Wednesday, May 27, 2015

Wiseman on the Oil and Gas Commons

HwisemanHannah Wiseman (Florida State) has posted Coordinating the Oil and Gas Commons (BYU Law Review) on SSRN.  Here's the abstract:

Oil and gas development involves many configurations of property rights and regulations that lead to commons-type challenges. Numerous mineral owners have rights to drain oil and gas from shared underground reservoirs, and mineral owners in many states may use the surface to access minerals without paying surface owners any damages. These mineral owners also use underground resources in a manner that precludes or enhances certain future subsurface uses, such as natural gas and carbon dioxide storage, geothermal development, or other mineral development. Drilling an oil or gas well can also prevent future surface use — for example, many municipalities in Texas prohibit building on top of or within a certain number of feet of an abandoned well. Yet potential future surface and subsurface users often have no voice in the decision to drill. Within the regulatory sphere, local, state, regional, and federal governments have some voice in oil and gas governance, yet none exercise full regulatory authority over the externalities caused by this development, leading to a type of regulatory commons in which numerous actors have partial control over a regulated activity but leave certain gaps.

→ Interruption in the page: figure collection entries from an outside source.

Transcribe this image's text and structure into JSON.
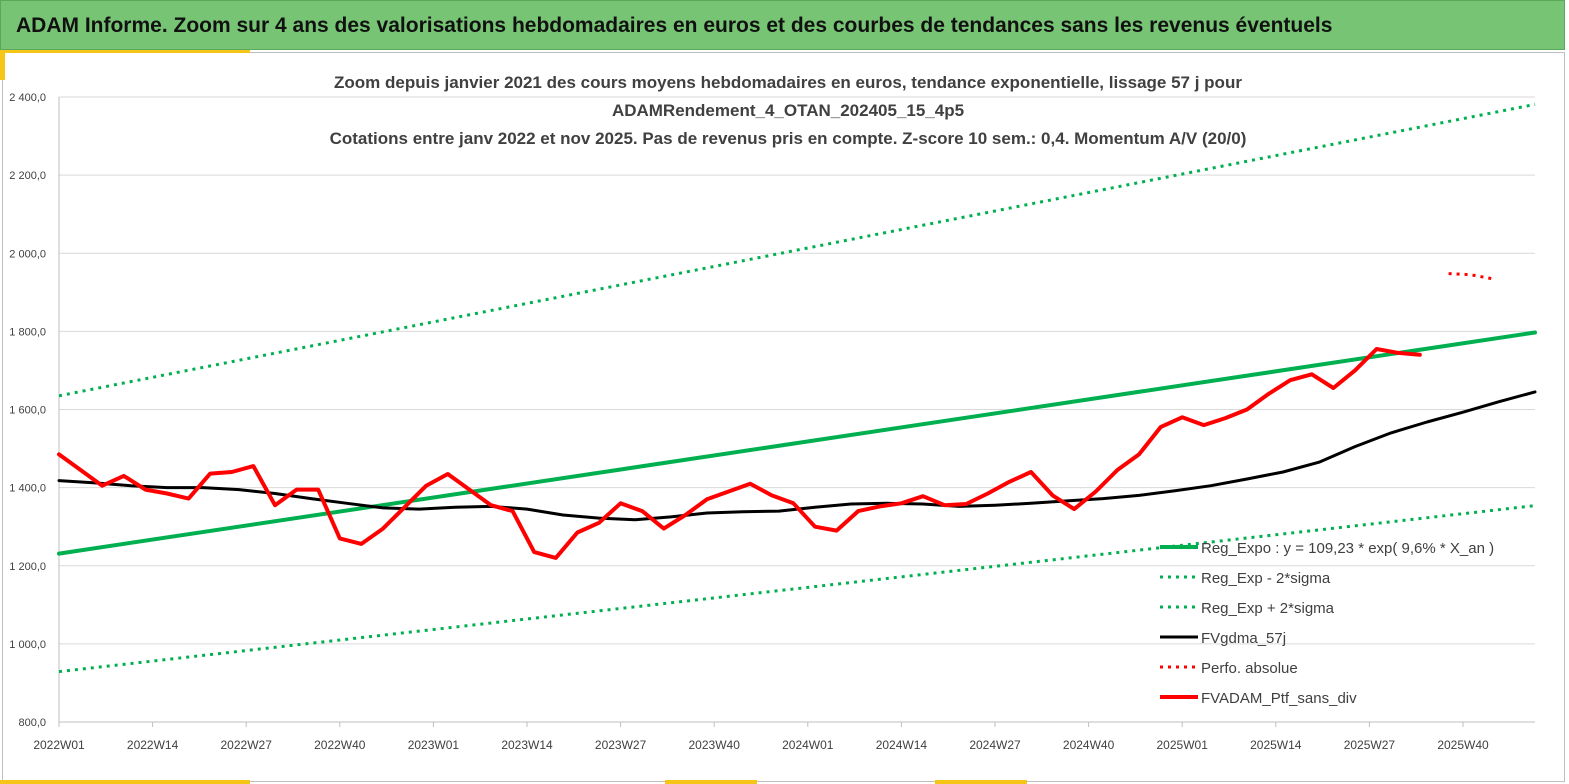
{
  "header": {
    "title": "ADAM Informe. Zoom sur 4 ans des valorisations hebdomadaires en euros et des courbes de tendances sans les revenus éventuels"
  },
  "colors": {
    "banner": "#77c574",
    "accent": "#f5c518",
    "trend": "#00b050",
    "smooth": "#000000",
    "portfolio": "#ff0000"
  },
  "chart_data": {
    "type": "line",
    "title_lines": [
      "Zoom depuis janvier 2021 des cours moyens hebdomadaires  en euros, tendance exponentielle, lissage 57 j pour",
      "ADAMRendement_4_OTAN_202405_15_4p5",
      "Cotations  entre janv 2022 et nov 2025. Pas de revenus pris en compte. Z-score 10 sem.: 0,4. Momentum  A/V (20/0)"
    ],
    "x_tick_labels": [
      "2022W01",
      "2022W14",
      "2022W27",
      "2022W40",
      "2023W01",
      "2023W14",
      "2023W27",
      "2023W40",
      "2024W01",
      "2024W14",
      "2024W27",
      "2024W40",
      "2025W01",
      "2025W14",
      "2025W27",
      "2025W40"
    ],
    "y_tick_labels": [
      "800,0",
      "1 000,0",
      "1 200,0",
      "1 400,0",
      "1 600,0",
      "1 800,0",
      "2 000,0",
      "2 200,0",
      "2 400,0"
    ],
    "ylim": [
      800,
      2400
    ],
    "x_unit": "weeks since 2022W01",
    "xlim": [
      0,
      205
    ],
    "grid": "horizontal",
    "legend_position": "bottom-right",
    "series": [
      {
        "name": "Reg_Expo : y = 109,23 * exp( 9,6% *  X_an )",
        "style": "solid-thick",
        "color": "#00b050",
        "points": [
          [
            0,
            1231
          ],
          [
            205,
            1797
          ]
        ]
      },
      {
        "name": "Reg_Exp - 2*sigma",
        "style": "dotted",
        "color": "#00b050",
        "points": [
          [
            0,
            929
          ],
          [
            205,
            1354
          ]
        ]
      },
      {
        "name": "Reg_Exp + 2*sigma",
        "style": "dotted",
        "color": "#00b050",
        "points": [
          [
            0,
            1635
          ],
          [
            205,
            2381
          ]
        ]
      },
      {
        "name": "FVgdma_57j",
        "style": "solid",
        "color": "#000000",
        "points": [
          [
            0,
            1418
          ],
          [
            5,
            1412
          ],
          [
            10,
            1405
          ],
          [
            15,
            1400
          ],
          [
            20,
            1400
          ],
          [
            25,
            1395
          ],
          [
            30,
            1385
          ],
          [
            35,
            1372
          ],
          [
            40,
            1360
          ],
          [
            45,
            1348
          ],
          [
            50,
            1345
          ],
          [
            55,
            1350
          ],
          [
            60,
            1352
          ],
          [
            65,
            1345
          ],
          [
            70,
            1330
          ],
          [
            75,
            1322
          ],
          [
            80,
            1318
          ],
          [
            85,
            1325
          ],
          [
            90,
            1335
          ],
          [
            95,
            1338
          ],
          [
            100,
            1340
          ],
          [
            105,
            1350
          ],
          [
            110,
            1358
          ],
          [
            115,
            1360
          ],
          [
            120,
            1358
          ],
          [
            125,
            1352
          ],
          [
            130,
            1355
          ],
          [
            135,
            1360
          ],
          [
            140,
            1366
          ],
          [
            145,
            1372
          ],
          [
            150,
            1380
          ],
          [
            155,
            1392
          ],
          [
            160,
            1405
          ],
          [
            165,
            1422
          ],
          [
            170,
            1440
          ],
          [
            175,
            1465
          ],
          [
            180,
            1505
          ],
          [
            185,
            1540
          ],
          [
            190,
            1568
          ],
          [
            195,
            1593
          ],
          [
            200,
            1620
          ],
          [
            205,
            1645
          ]
        ]
      },
      {
        "name": "Perfo. absolue",
        "style": "dotted",
        "color": "#ff0000",
        "points": [
          [
            193,
            1948
          ],
          [
            196,
            1945
          ],
          [
            199,
            1935
          ]
        ]
      },
      {
        "name": "FVADAM_Ptf_sans_div",
        "style": "solid-thick",
        "color": "#ff0000",
        "points": [
          [
            0,
            1485
          ],
          [
            3,
            1445
          ],
          [
            6,
            1405
          ],
          [
            9,
            1430
          ],
          [
            12,
            1395
          ],
          [
            15,
            1385
          ],
          [
            18,
            1372
          ],
          [
            21,
            1436
          ],
          [
            24,
            1440
          ],
          [
            27,
            1455
          ],
          [
            30,
            1355
          ],
          [
            33,
            1395
          ],
          [
            36,
            1395
          ],
          [
            39,
            1270
          ],
          [
            42,
            1256
          ],
          [
            45,
            1295
          ],
          [
            48,
            1350
          ],
          [
            51,
            1405
          ],
          [
            54,
            1435
          ],
          [
            57,
            1395
          ],
          [
            60,
            1355
          ],
          [
            63,
            1340
          ],
          [
            66,
            1235
          ],
          [
            69,
            1220
          ],
          [
            72,
            1285
          ],
          [
            75,
            1310
          ],
          [
            78,
            1360
          ],
          [
            81,
            1340
          ],
          [
            84,
            1295
          ],
          [
            87,
            1330
          ],
          [
            90,
            1370
          ],
          [
            93,
            1390
          ],
          [
            96,
            1410
          ],
          [
            99,
            1380
          ],
          [
            102,
            1360
          ],
          [
            105,
            1300
          ],
          [
            108,
            1290
          ],
          [
            111,
            1340
          ],
          [
            114,
            1352
          ],
          [
            117,
            1360
          ],
          [
            120,
            1378
          ],
          [
            123,
            1355
          ],
          [
            126,
            1358
          ],
          [
            129,
            1385
          ],
          [
            132,
            1415
          ],
          [
            135,
            1440
          ],
          [
            138,
            1380
          ],
          [
            141,
            1345
          ],
          [
            144,
            1390
          ],
          [
            147,
            1445
          ],
          [
            150,
            1485
          ],
          [
            153,
            1555
          ],
          [
            156,
            1580
          ],
          [
            159,
            1560
          ],
          [
            162,
            1578
          ],
          [
            165,
            1600
          ],
          [
            168,
            1640
          ],
          [
            171,
            1675
          ],
          [
            174,
            1690
          ],
          [
            177,
            1655
          ],
          [
            180,
            1700
          ],
          [
            183,
            1755
          ],
          [
            186,
            1745
          ],
          [
            189,
            1740
          ]
        ]
      }
    ],
    "legend": [
      "Reg_Expo : y = 109,23 * exp( 9,6% *  X_an )",
      "Reg_Exp - 2*sigma",
      "Reg_Exp + 2*sigma",
      "FVgdma_57j",
      "Perfo. absolue",
      "FVADAM_Ptf_sans_div"
    ]
  }
}
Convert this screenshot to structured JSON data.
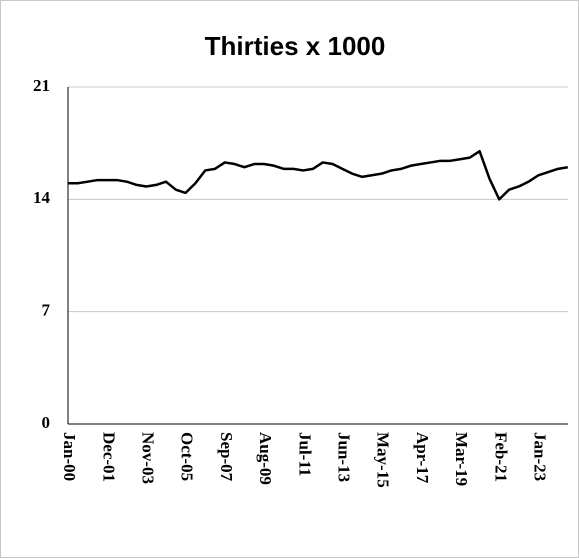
{
  "chart_data": {
    "type": "line",
    "title": "Thirties x 1000",
    "categories": [
      "Jan-00",
      null,
      null,
      null,
      "Dec-01",
      null,
      null,
      null,
      "Nov-03",
      null,
      null,
      null,
      "Oct-05",
      null,
      null,
      null,
      "Sep-07",
      null,
      null,
      null,
      "Aug-09",
      null,
      null,
      null,
      "Jul-11",
      null,
      null,
      null,
      "Jun-13",
      null,
      null,
      null,
      "May-15",
      null,
      null,
      null,
      "Apr-17",
      null,
      null,
      null,
      "Mar-19",
      null,
      null,
      null,
      "Feb-21",
      null,
      null,
      null,
      "Jan-23",
      null,
      null,
      null
    ],
    "series": [
      {
        "color": "#000000",
        "values": [
          15.0,
          15.0,
          15.1,
          15.2,
          15.2,
          15.2,
          15.1,
          14.9,
          14.8,
          14.9,
          15.1,
          14.6,
          14.4,
          15.0,
          15.8,
          15.9,
          16.3,
          16.2,
          16.0,
          16.2,
          16.2,
          16.1,
          15.9,
          15.9,
          15.8,
          15.9,
          16.3,
          16.2,
          15.9,
          15.6,
          15.4,
          15.5,
          15.6,
          15.8,
          15.9,
          16.1,
          16.2,
          16.3,
          16.4,
          16.4,
          16.5,
          16.6,
          17.0,
          15.3,
          14.0,
          14.6,
          14.8,
          15.1,
          15.5,
          15.7,
          15.9,
          16.0
        ]
      }
    ],
    "ylim": [
      0,
      21
    ],
    "yticks": [
      0,
      7,
      14,
      21
    ],
    "grid": true
  }
}
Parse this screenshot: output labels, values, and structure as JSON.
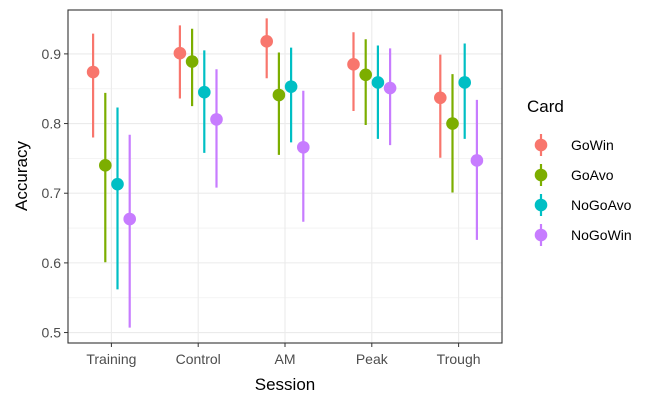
{
  "chart_data": {
    "type": "scatter",
    "xlabel": "Session",
    "ylabel": "Accuracy",
    "ylim": [
      0.485,
      0.963
    ],
    "yticks": [
      0.5,
      0.6,
      0.7,
      0.8,
      0.9
    ],
    "ytick_labels": [
      "0.5",
      "0.6",
      "0.7",
      "0.8",
      "0.9"
    ],
    "categories": [
      "Training",
      "Control",
      "AM",
      "Peak",
      "Trough"
    ],
    "grid": true,
    "legend": {
      "title": "Card",
      "placement": "right"
    },
    "series": [
      {
        "name": "GoWin",
        "color": "#F8766D",
        "values": [
          0.874,
          0.901,
          0.918,
          0.885,
          0.837
        ],
        "lower": [
          0.78,
          0.836,
          0.865,
          0.818,
          0.751
        ],
        "upper": [
          0.929,
          0.941,
          0.951,
          0.931,
          0.899
        ]
      },
      {
        "name": "GoAvo",
        "color": "#7CAE00",
        "values": [
          0.74,
          0.889,
          0.841,
          0.87,
          0.8
        ],
        "lower": [
          0.601,
          0.825,
          0.755,
          0.798,
          0.701
        ],
        "upper": [
          0.844,
          0.936,
          0.902,
          0.921,
          0.871
        ]
      },
      {
        "name": "NoGoAvo",
        "color": "#00BFC4",
        "values": [
          0.713,
          0.845,
          0.853,
          0.859,
          0.859
        ],
        "lower": [
          0.562,
          0.758,
          0.773,
          0.778,
          0.778
        ],
        "upper": [
          0.823,
          0.905,
          0.909,
          0.912,
          0.915
        ]
      },
      {
        "name": "NoGoWin",
        "color": "#C77CFF",
        "values": [
          0.663,
          0.806,
          0.766,
          0.851,
          0.747
        ],
        "lower": [
          0.507,
          0.708,
          0.659,
          0.769,
          0.633
        ],
        "upper": [
          0.784,
          0.878,
          0.847,
          0.908,
          0.834
        ]
      }
    ]
  }
}
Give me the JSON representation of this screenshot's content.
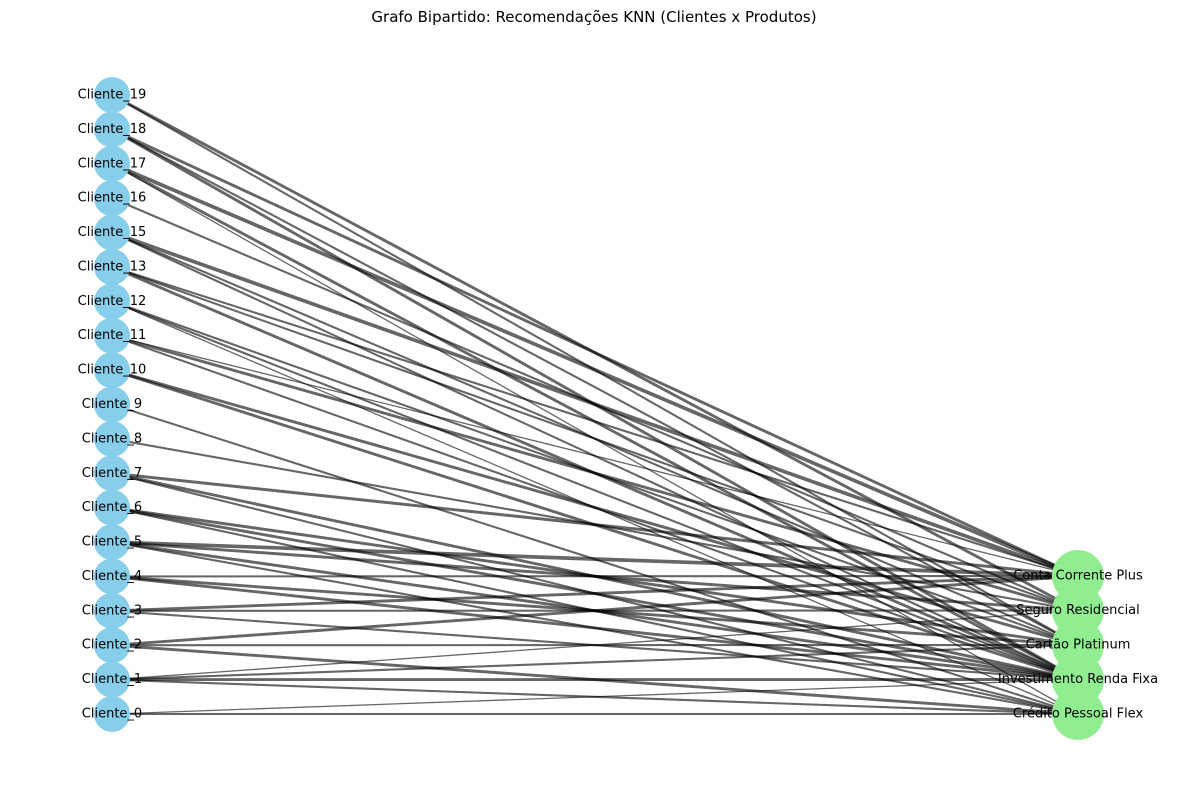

This Article explores this complex array of rights and regulations from a commons-based perspective and suggests solutions. To allow oil and gas development while avoiding inefficient externalities, more types of property owners should have individually-defined rights to the subsurface resource and should be able to negotiate with mineral owners; surface owners should receive damages for mineral owners’ use of the subsurface; or the rule of capture, which allows for rapid extraction of oil and gas from a common pool and potential over-use of valuable land at the surface, should be modified. In the regulatory sphere, the Article suggests that local, state, regional, and federal actors all need a say in the regulatory process — thus pushing back against the trend to preempt local involvement — but that the federal government should play more of a coordinating role, identifying gaps that need filling.